|
|
|
|
|
by ninkendo
1638 days ago
|
|
Eh, fair enough. While you’re correct, character sets that are “ascii, but something custom when the high bit is 1” are all just “ascii” to me, in that they are all mutually incompatible for anything other than the first 127 characters, and 8-bit encoding in general has been ubiquitous for nearly as long as ascii has been defined. (Meaning that when most people say “ascii”, they’re actually referring to one of those encodings in practice.) Asiatic character sets are an interesting point though. I wonder how common they were at the time of what Linus wrote… |
|
Don't call them just "ASCII"--that only serves to confuse people. Call them 8-bit ASCII-compatible charsets if you need a collective noun, but note that they are very different.
> (Meaning that when most people say “ascii”, they’re actually referring to one of those encodings in practice.)
Having actually worked on charset handling, when most people say "ASCII", they mean "ASCII" and not anything else. If a document is labeled as ASCII, then generally it should be handled as Windows-1252. If a conversion function claims to convert ASCII to something else, and doesn't provide any error mechanism (which it really should), then it usually means ISO-8859-1 aka Latin-1 aka map each byte to the first 256 Unicode characters.
But I'd never see, e.g., a KOI8-R document referred to as ASCII, nor anything that claimed to be ASCII assumed to be a KOI8-R document.
> Asiatic character sets are an interesting point though.
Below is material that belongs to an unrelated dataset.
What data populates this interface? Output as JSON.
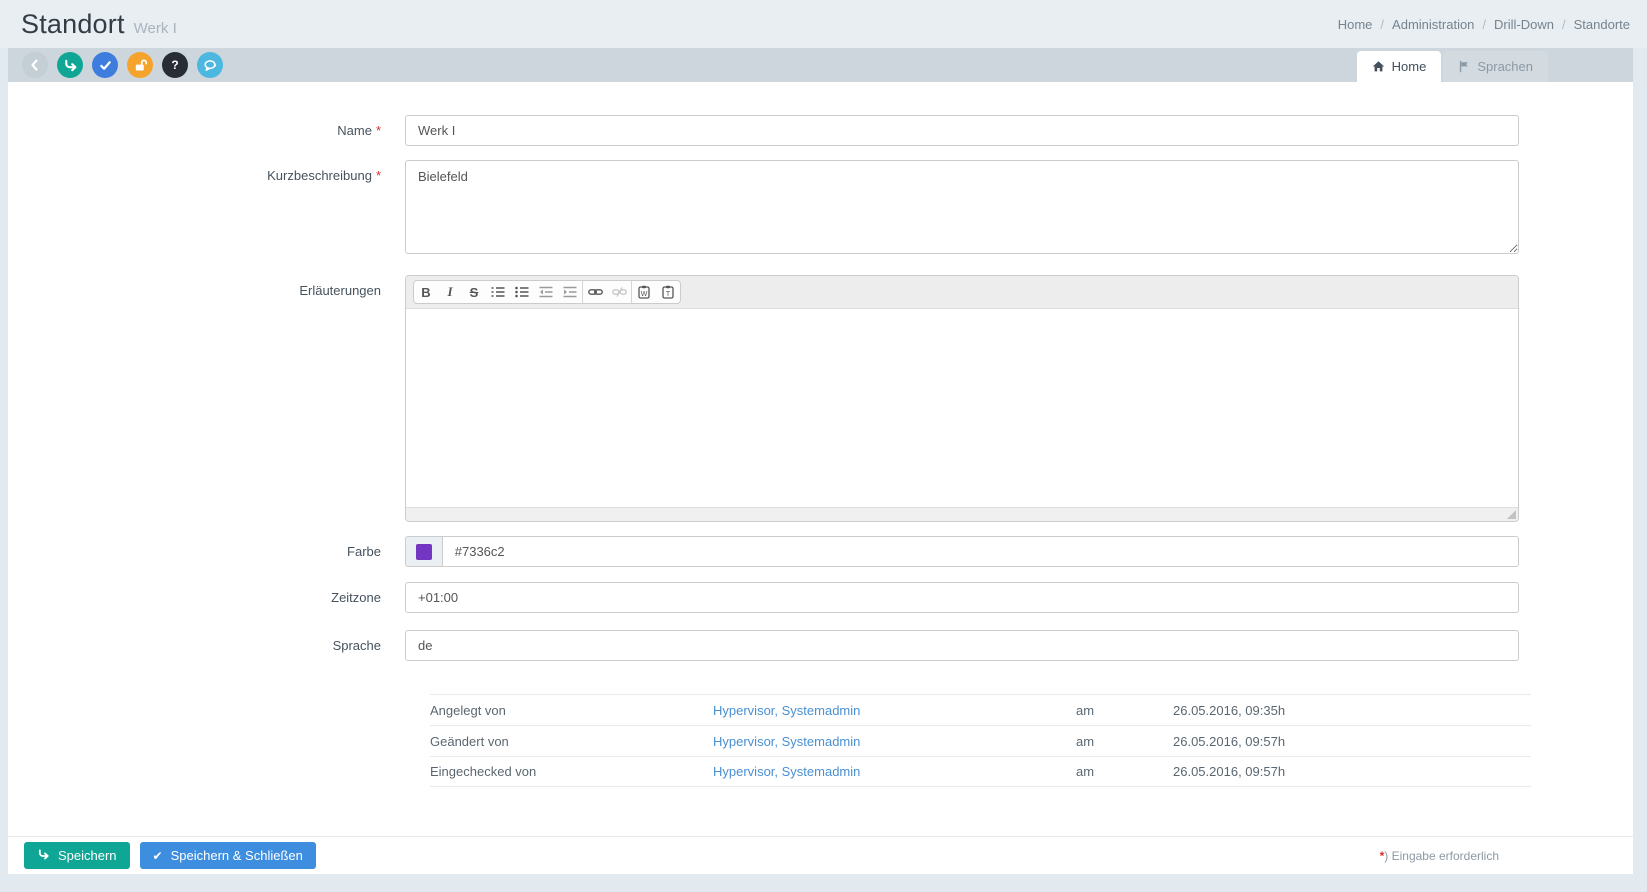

I wonder how common they were at the time of what Linus wrote…
https://4.bp.blogspot.com/-O4jXmTm7WWI/Tyw1As8jt7I/AAAAAAAAI...
At the time he wrote that, the main Asiatic charsets for Chinese and Japanese would have been more common than UTF-8. Maybe Korean as well, although Linus's message is around the time that UTF-8 overtook EUC-KR. In any case, anyone who knew anything about character sets at the time would have been well aware of Asiatic variable-width character sets.